The makers of the aimlessly provocative French sociopolitical docu-essay Spiral encourage viewers to wallow in the unexamined prejudices and petty resentments that have led several thousand French Jews to respond to recent anti-Semitic crimes — like the 2014 Sarcelles riots or the 2012 school shootings in Toulouse – by fleeing to Israel. Director Laura Fairrie indulges the aimless paranoia of supposedly representative French community leaders -- particularly Jewish teacher Francois and Muslim social worker Nadil -- by following these men (they're almost all dudes) as they drive around the West Bank or Paris' Little Jerusalem suburb and talk about how self-destructive and/or closed off the Jewish community can be.
Fairrie's unfocused examination of anti-Semitism illuminates little.

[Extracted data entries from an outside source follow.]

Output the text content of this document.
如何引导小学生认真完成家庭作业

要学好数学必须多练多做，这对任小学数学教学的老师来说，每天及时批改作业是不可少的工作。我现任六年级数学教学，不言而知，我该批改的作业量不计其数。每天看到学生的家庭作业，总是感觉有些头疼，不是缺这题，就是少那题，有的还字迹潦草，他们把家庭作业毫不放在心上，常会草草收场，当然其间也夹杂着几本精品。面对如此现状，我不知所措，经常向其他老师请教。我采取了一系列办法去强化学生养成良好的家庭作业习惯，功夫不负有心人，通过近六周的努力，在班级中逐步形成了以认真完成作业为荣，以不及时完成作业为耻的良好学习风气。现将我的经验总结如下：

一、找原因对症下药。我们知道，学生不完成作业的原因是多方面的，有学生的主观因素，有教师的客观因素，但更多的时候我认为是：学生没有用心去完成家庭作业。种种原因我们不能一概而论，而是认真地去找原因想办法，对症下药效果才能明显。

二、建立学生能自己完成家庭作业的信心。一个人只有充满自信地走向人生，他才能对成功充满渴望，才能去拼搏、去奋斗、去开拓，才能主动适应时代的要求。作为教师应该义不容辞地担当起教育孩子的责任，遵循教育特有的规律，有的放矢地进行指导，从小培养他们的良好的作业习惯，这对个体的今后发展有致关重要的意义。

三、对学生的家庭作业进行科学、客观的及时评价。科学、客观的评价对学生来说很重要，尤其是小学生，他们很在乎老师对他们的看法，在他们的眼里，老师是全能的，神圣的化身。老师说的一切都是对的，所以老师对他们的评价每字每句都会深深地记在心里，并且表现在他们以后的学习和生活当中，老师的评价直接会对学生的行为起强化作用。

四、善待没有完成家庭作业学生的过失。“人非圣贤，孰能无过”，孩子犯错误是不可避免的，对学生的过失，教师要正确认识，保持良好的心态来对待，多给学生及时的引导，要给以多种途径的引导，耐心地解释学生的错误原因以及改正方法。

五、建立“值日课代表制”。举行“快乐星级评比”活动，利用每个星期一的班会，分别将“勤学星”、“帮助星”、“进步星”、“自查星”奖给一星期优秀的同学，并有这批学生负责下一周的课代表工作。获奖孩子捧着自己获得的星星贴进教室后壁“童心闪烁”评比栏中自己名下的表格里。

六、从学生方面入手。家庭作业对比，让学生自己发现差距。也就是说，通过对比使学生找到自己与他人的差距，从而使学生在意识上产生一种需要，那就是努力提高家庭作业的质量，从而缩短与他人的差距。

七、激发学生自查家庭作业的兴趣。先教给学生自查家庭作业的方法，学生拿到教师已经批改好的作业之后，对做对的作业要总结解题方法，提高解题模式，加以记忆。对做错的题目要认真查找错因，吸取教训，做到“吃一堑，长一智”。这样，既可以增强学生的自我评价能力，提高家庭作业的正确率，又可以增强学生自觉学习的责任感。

Francois sounds like a bunker-dwelling survivalist when he observes that "If we succumb to fear and psychosis, there are two solutions: You either pack your things or you fight." And Nadil seems to have a persecution complex when he notes that a group of Israeli soldiers who idly cry out "Hey!" (after Fairrie's crew films them, seemingly without permission, as Nadil drives past) are "going to follow us," so he should drive to the "secret underground parking lot." (No soldiers are shown following Nadil).

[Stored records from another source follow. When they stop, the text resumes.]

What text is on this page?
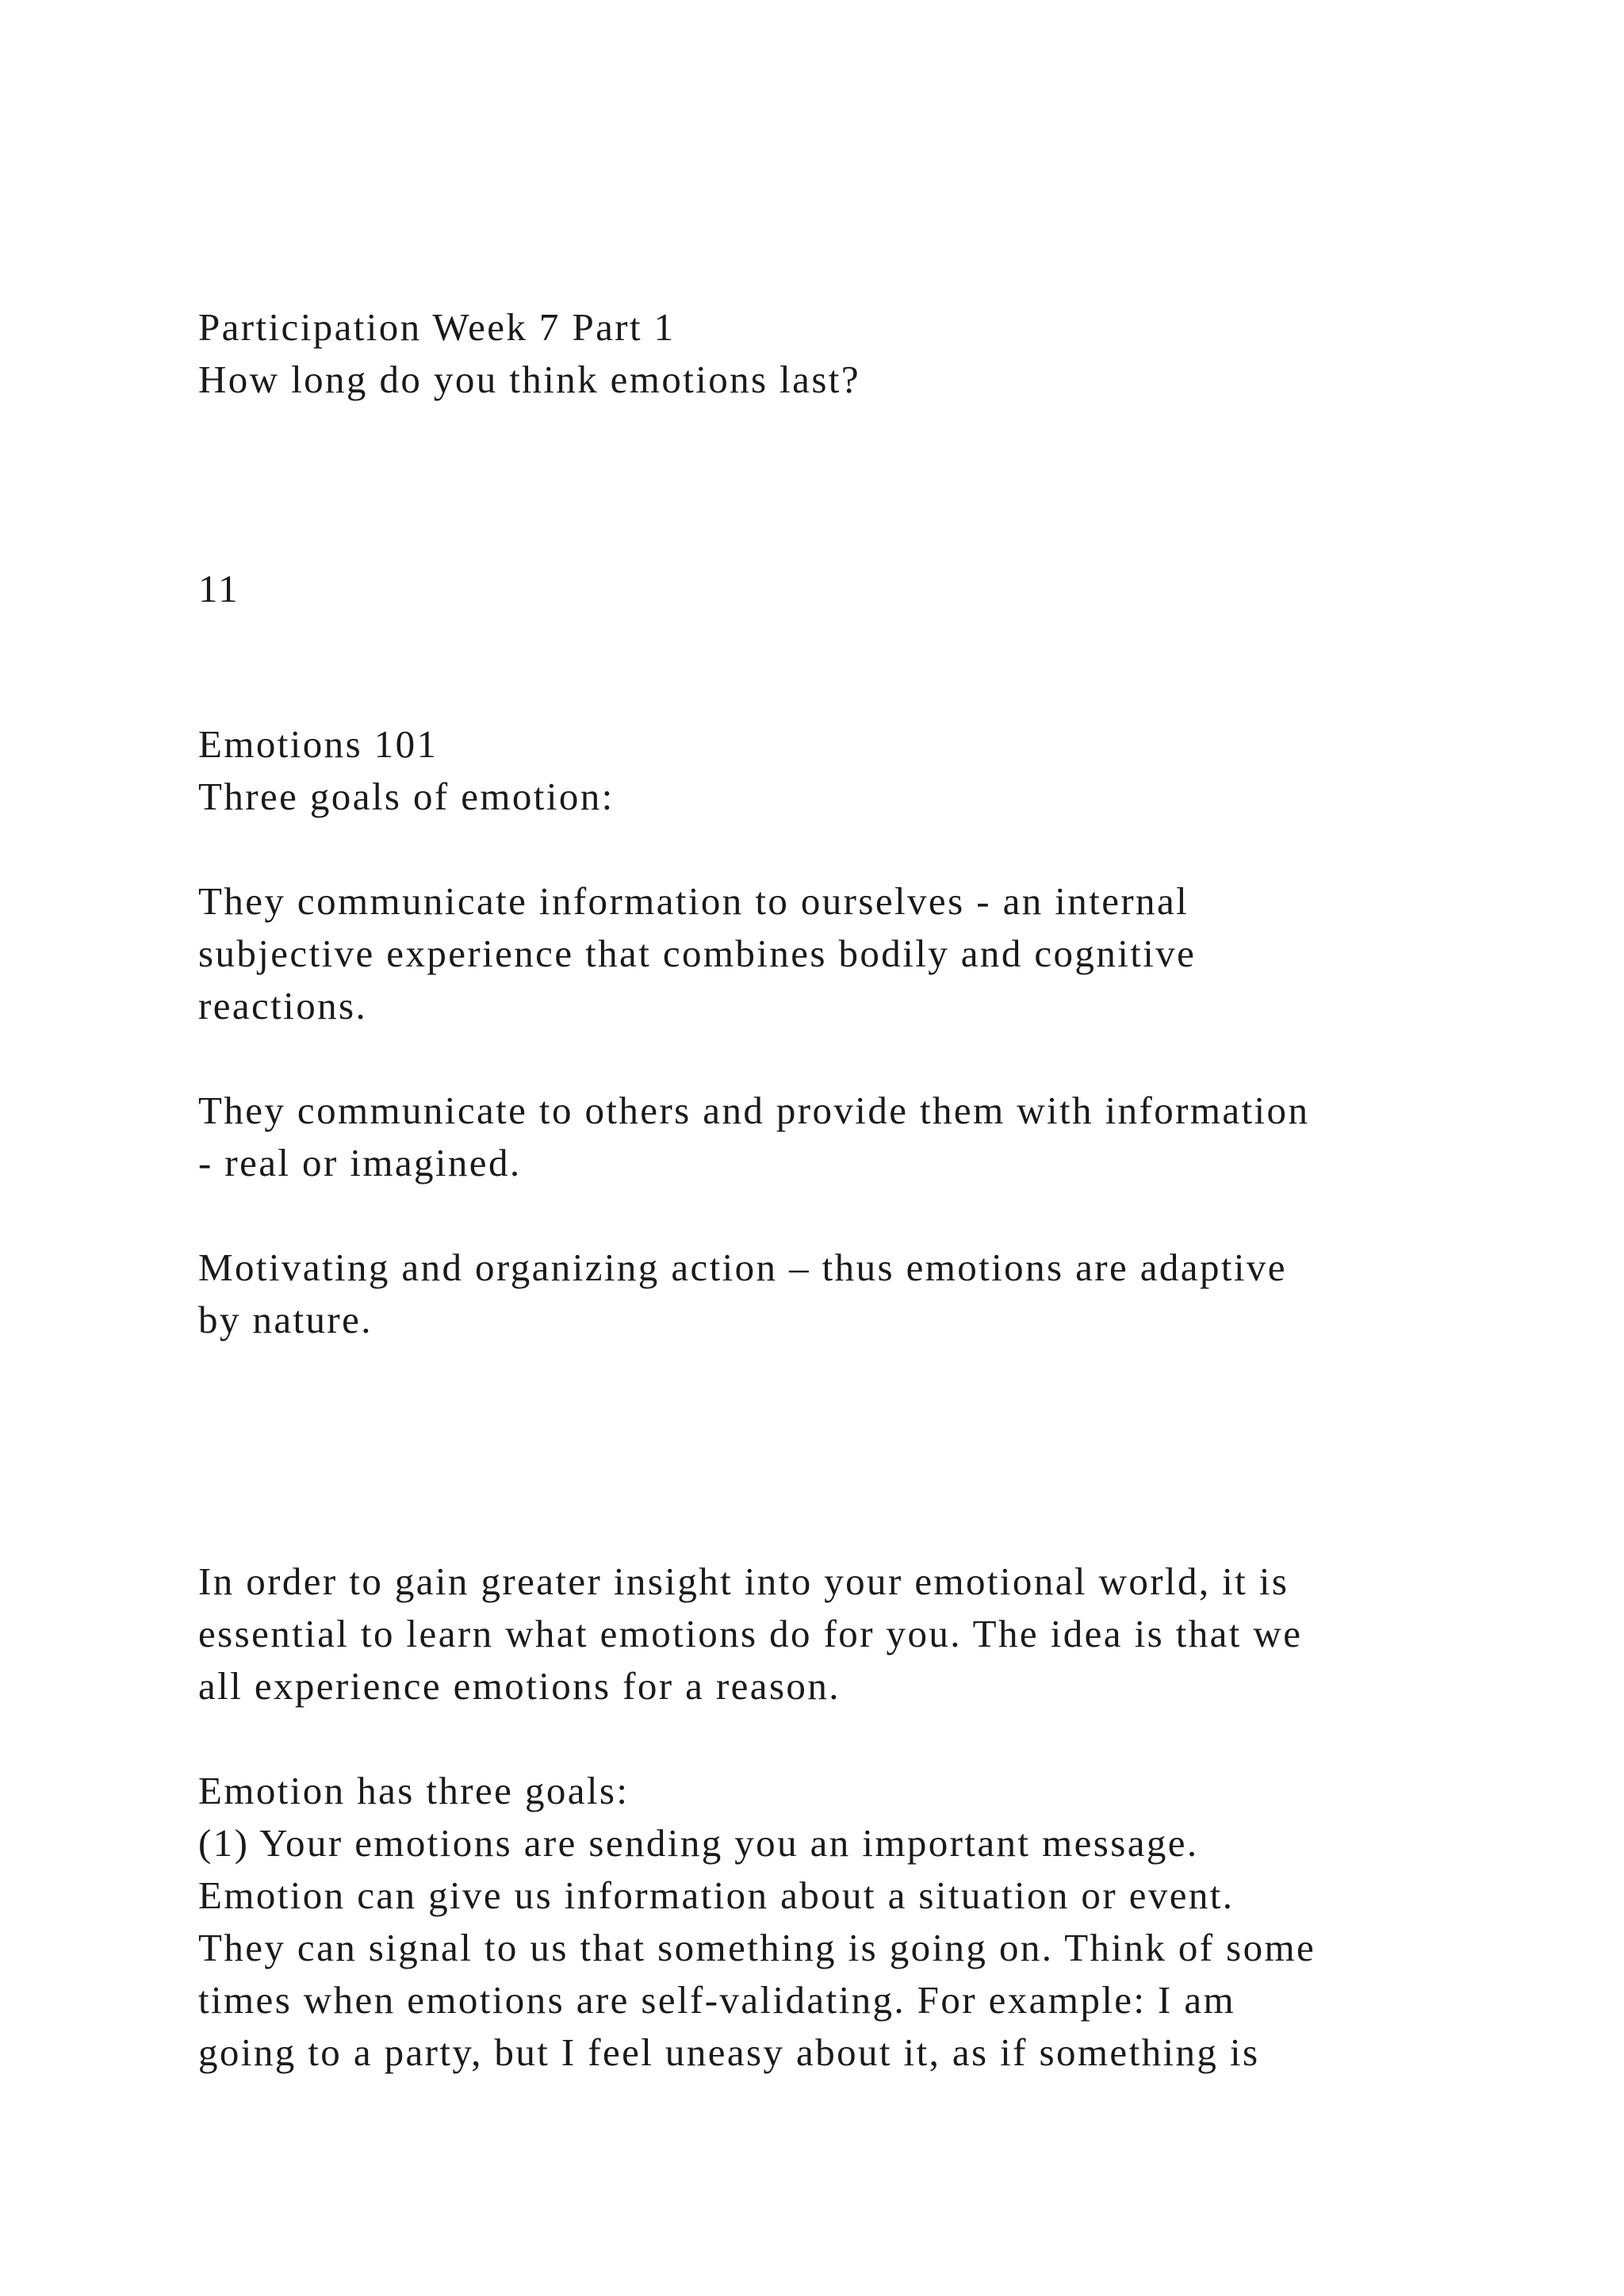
Participation Week 7 Part 1

How long do you think emotions last?

11

Emotions 101

Three goals of emotion:

They communicate information to ourselves - an internal

subjective experience that combines bodily and cognitive

reactions.

They communicate to others and provide them with information

- real or imagined.

Motivating and organizing action – thus emotions are adaptive

by nature.

In order to gain greater insight into your emotional world, it is

essential to learn what emotions do for you. The idea is that we

all experience emotions for a reason.

Emotion has three goals:

(1) Your emotions are sending you an important message.

Emotion can give us information about a situation or event.

They can signal to us that something is going on. Think of some

times when emotions are self-validating. For example: I am

going to a party, but I feel uneasy about it, as if something is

Fairrie even stirs the proverbial shit by sandwiching Nadil and Francois' Travis Bickle-like ranting between context-less anti-Semitic soundbites from bigots like Dieudonné M'Bala M'Bala, a Glenn Beck-style pundit and self-described "clown" who raves incoherently about being persecuted and censored by "Jewish slave masters" and "businessmen of the Holocaust." Spiral may be effectively aggravating, but it's never thoughtful enough to be good for the Jews.